Fall across a range of commodities, particularly dairy products, hits trade balance.
The gap between what New Zealand earns from the rest of the world through trade and investment and what it pays widened in the June quarter as falling dairy exports started to weigh on the trade balance.
The current account balance was $1.1 billion, following a bumper $1.5 billion surplus in the March quarter when goods exports hit a record high.
The fall in exports occurred across a range of commodities, Statistics New Zealand said, but dairy products were the most significant, falling in volume and price.
Dairy prices have continued to fall since the end of June in Fonterra's fortnightly auctions. Westpac yesterday cut its forecast for this season's payout to $5.30 a kilogram of milksolids from $8.40 last season.
For the year ended June the current account deficit was $5.8 billion, equivalent to 2.5 per cent of of gross domestic product. It is the smallest the annual deficit, measured against the size of the economy, has been for three and a half years.
But economists expect it to get worse from here. Consensus forecasts have the annual deficit over $10 billion by March next year and $13 billion the year after.
New Zealand's seasonally adjusted current account balance was a $2.0b deficit in the June 2014 quarter, up $1.4b from the March quarter's deficit
ASB economist Christina Leung said the June quarter was likely to mark the low point in the annual deficit relative to GDP as weaker commodity prices would start to impact on the trade balance over the second half of the year.
"The terms of trade will fall noticeably over the second half of 2014 as weaker export commodity prices dampen export receipts after the stellar past dairy season," she said. "Meanwhile, domestic demand will remain firm, including a further increase in construction activity. Consequently, import demand will lift further." ASB expects the current account deficit to peak at or above 6 per cent of GDP in late 2015.
In the June quarter the services balance was almost unchanged on a seasonally adjusted basis at a surplus of $460 million, while the income deficit was $100 million wider at $2.8 billion. Over the year foreign-owned companies reinvested 47c in the dollar of their $8.1 billion in profits, repatriating the rest in dividends.
The cumulative effect of decades of current account deficits is $336 billion of foreign claims on the New Zealand economy, or $150 billion net of New Zealand assets abroad.
The $150 billion of net liabilities is equivalent to 65.3 per cent of GDP. It is the lowest, measured against the size of the economy, that measure has been for 13 years.
It had been assisted by ongoing change in the composition of banks' funding, from offshore term borrowing to domestic deposits, Bank of New Zealand economist Craig Ebert said.

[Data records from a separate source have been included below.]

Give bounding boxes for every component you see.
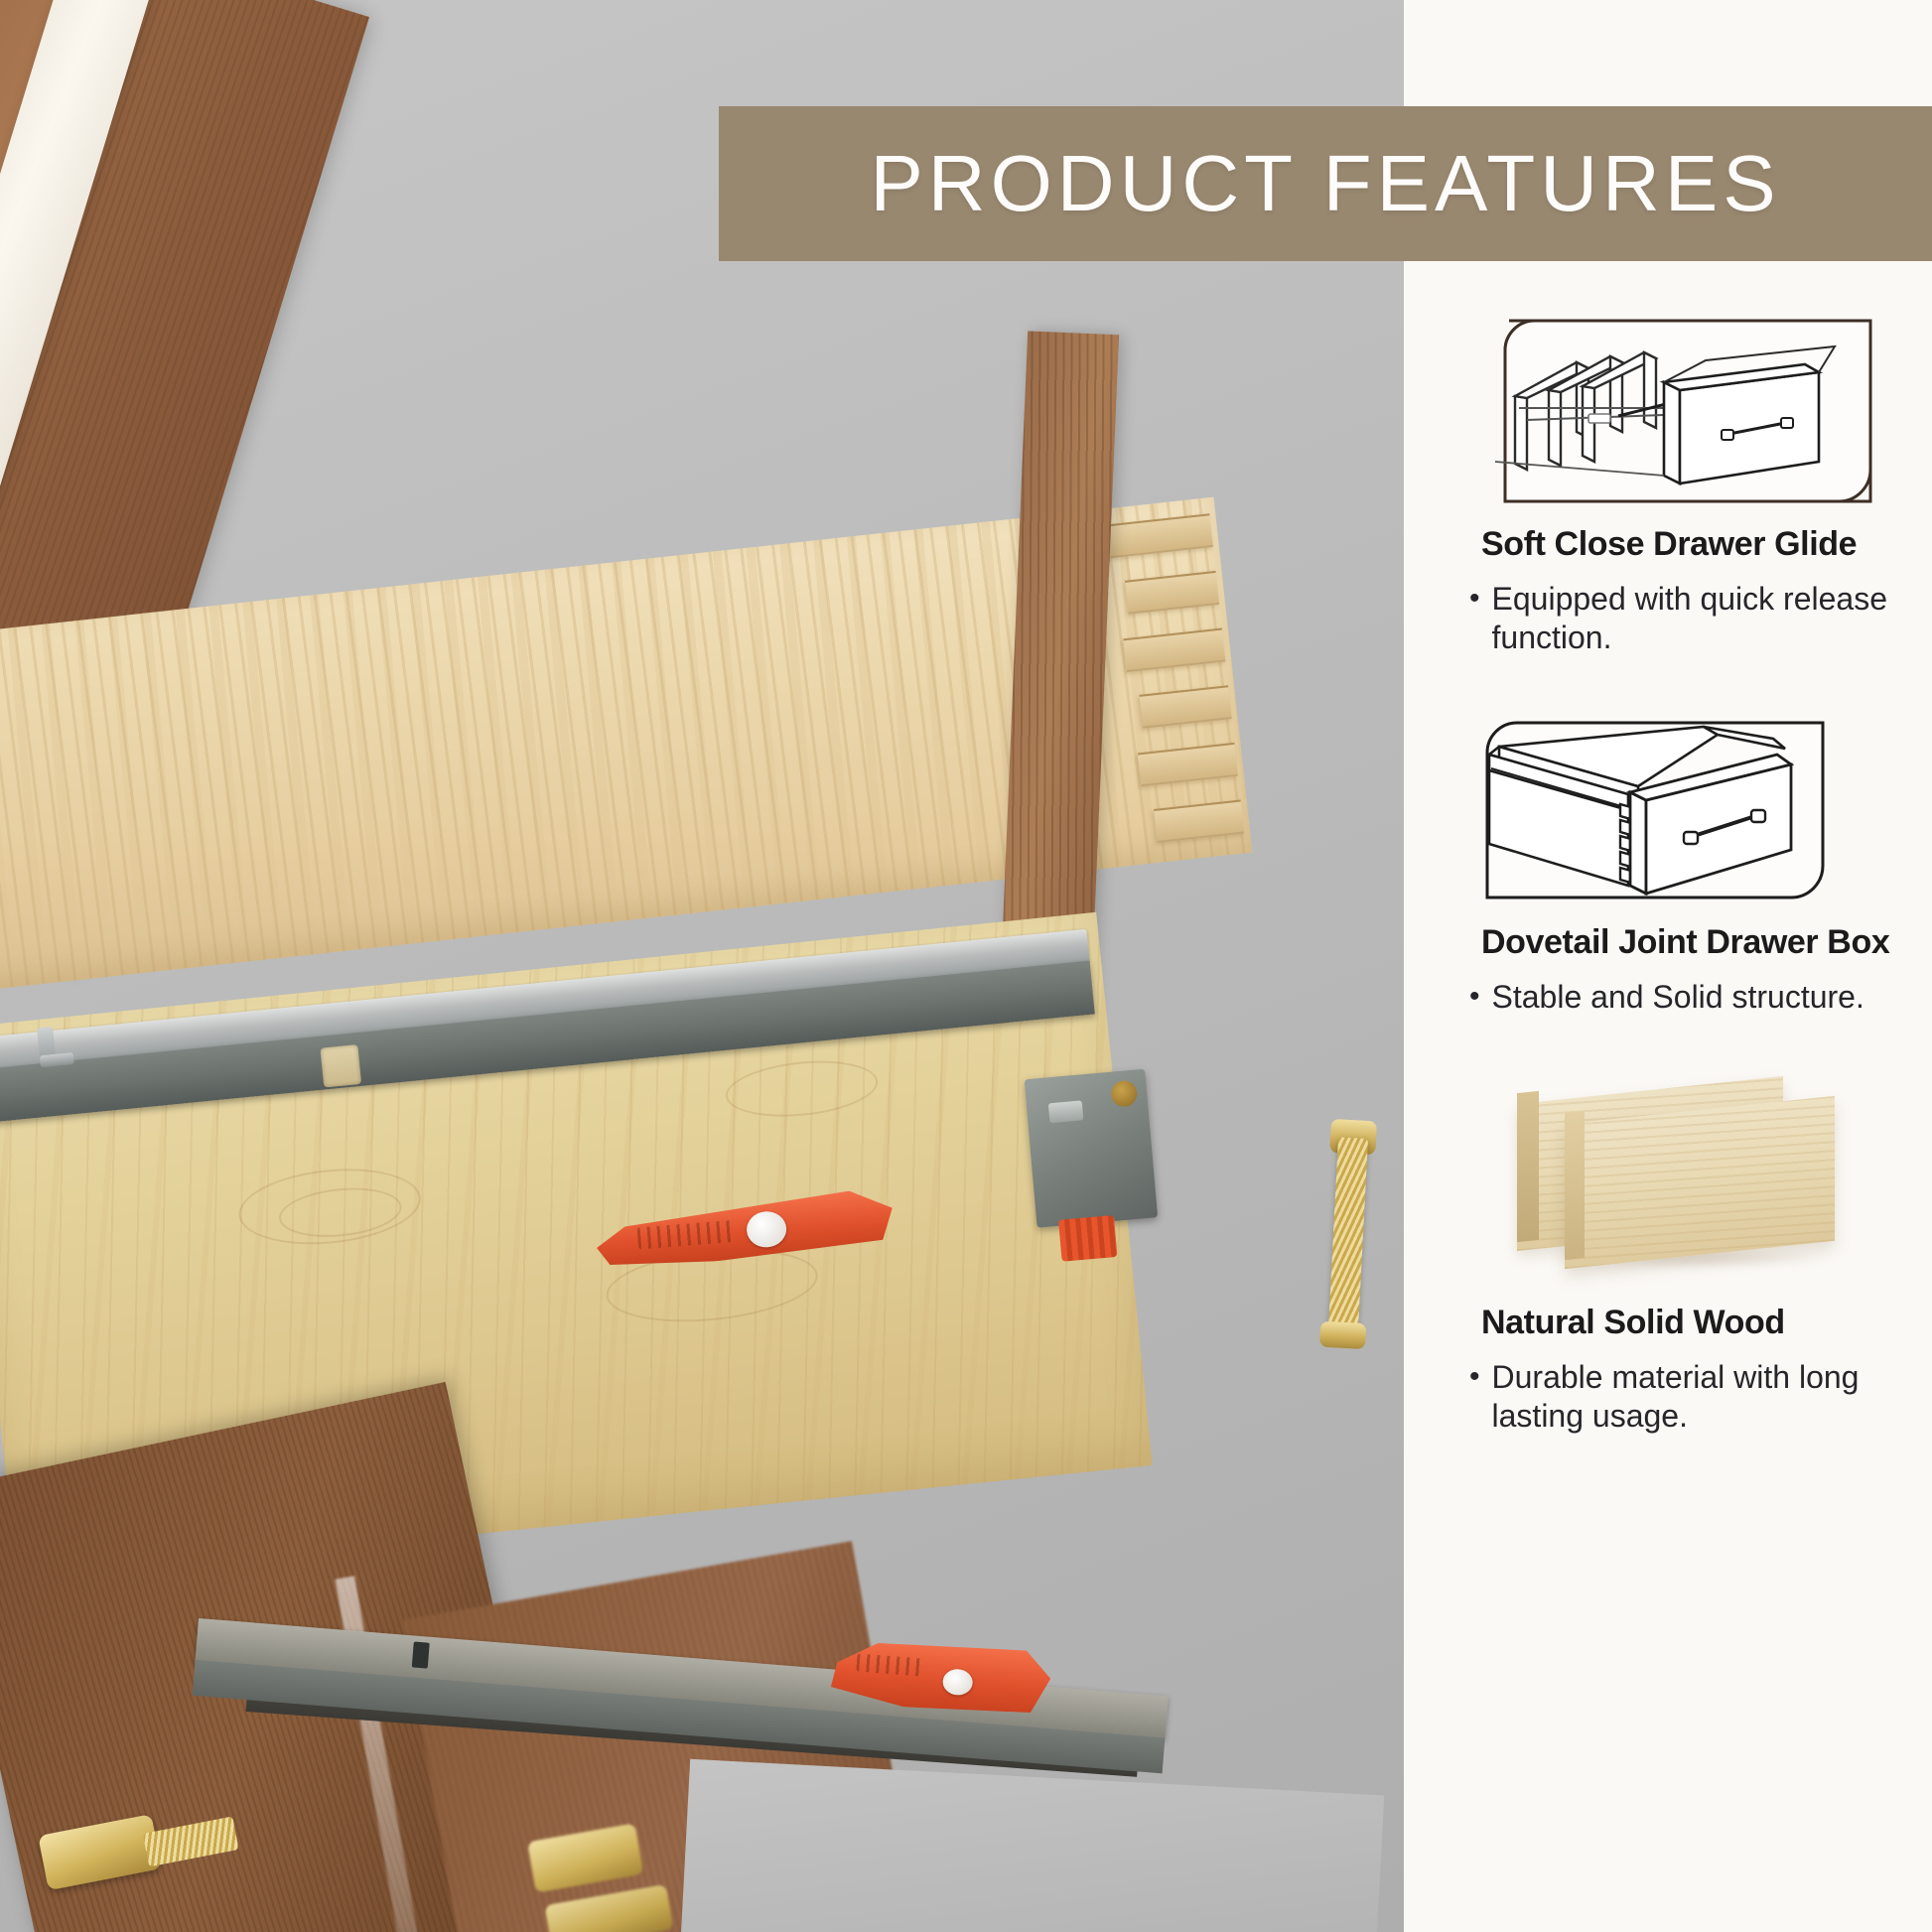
feature-title: Dovetail Joint Drawer Box [1481, 923, 1932, 962]
feature-item-soft-close-drawer-glide: Soft Close Drawer Glide • Equipped with … [1404, 311, 1932, 657]
bullet-marker: • [1469, 978, 1480, 1017]
wood-plank-back-edge [1517, 1091, 1539, 1242]
mechanism-plate [1025, 1069, 1159, 1228]
handle-cap-bottom [1319, 1321, 1366, 1349]
feature-item-natural-solid-wood: Natural Solid Wood • Durable material wi… [1404, 1062, 1932, 1436]
wood-plank-front [1565, 1096, 1835, 1270]
feature-panel: Soft Close Drawer Glide • Equipped with … [1404, 0, 1932, 1932]
feature-list: Soft Close Drawer Glide • Equipped with … [1404, 261, 1932, 1442]
product-features-infographic: Soft Close Drawer Glide • Equipped with … [0, 0, 1932, 1932]
bullet-marker: • [1469, 580, 1480, 657]
handle-knurled-bar [1328, 1137, 1368, 1332]
soft-close-mechanism [1025, 1065, 1200, 1277]
handle-cap-lower [544, 1884, 673, 1932]
page-title: PRODUCT FEATURES [870, 138, 1780, 229]
feature-bullet: • Durable material with long lasting usa… [1469, 1358, 1906, 1436]
mechanism-orange-clip [1058, 1215, 1117, 1262]
dovetail-drawer-box-line-art-icon [1469, 709, 1906, 909]
product-photo [0, 0, 1404, 1932]
feature-bullet: • Stable and Solid structure. [1469, 978, 1906, 1017]
header-banner: PRODUCT FEATURES [719, 106, 1932, 261]
lower-rail-notch [412, 1641, 430, 1668]
bullet-text: Durable material with long lasting usage… [1492, 1358, 1906, 1436]
drawer-glide-line-art-icon [1469, 311, 1906, 511]
bullet-marker: • [1469, 1358, 1480, 1436]
bullet-text: Stable and Solid structure. [1492, 978, 1864, 1017]
feature-item-dovetail-joint-drawer-box: Dovetail Joint Drawer Box • Stable and S… [1404, 709, 1932, 1017]
feature-title: Natural Solid Wood [1481, 1304, 1932, 1342]
feature-bullet: • Equipped with quick release function. [1469, 580, 1906, 657]
solid-wood-planks-photo-icon [1469, 1062, 1906, 1276]
slide-rail-notch [320, 1044, 361, 1088]
feature-title: Soft Close Drawer Glide [1481, 525, 1932, 564]
wood-plank-front-edge [1565, 1111, 1585, 1260]
bullet-text: Equipped with quick release function. [1492, 580, 1906, 657]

But it is flattered by the fact that $4.9 billion of earthquake-related claims on foreign reinsurers yet to be paid out - about a quarter of the total. In the meantime the claims count as foreign assets, without which the ratio of net foreign liabilities to GDP would be more than 2 percentage points higher, but still well down on the peak of 86 per cent five years ago.
As the inflow of reinsurance money dwindles the associated buying pressure on the New Zealand dollar will moderate. In the latest quarter net foreign debt rose by $2 billion to $142 billion, but that was offset by valuation gains on New Zealand-owned foreign shares.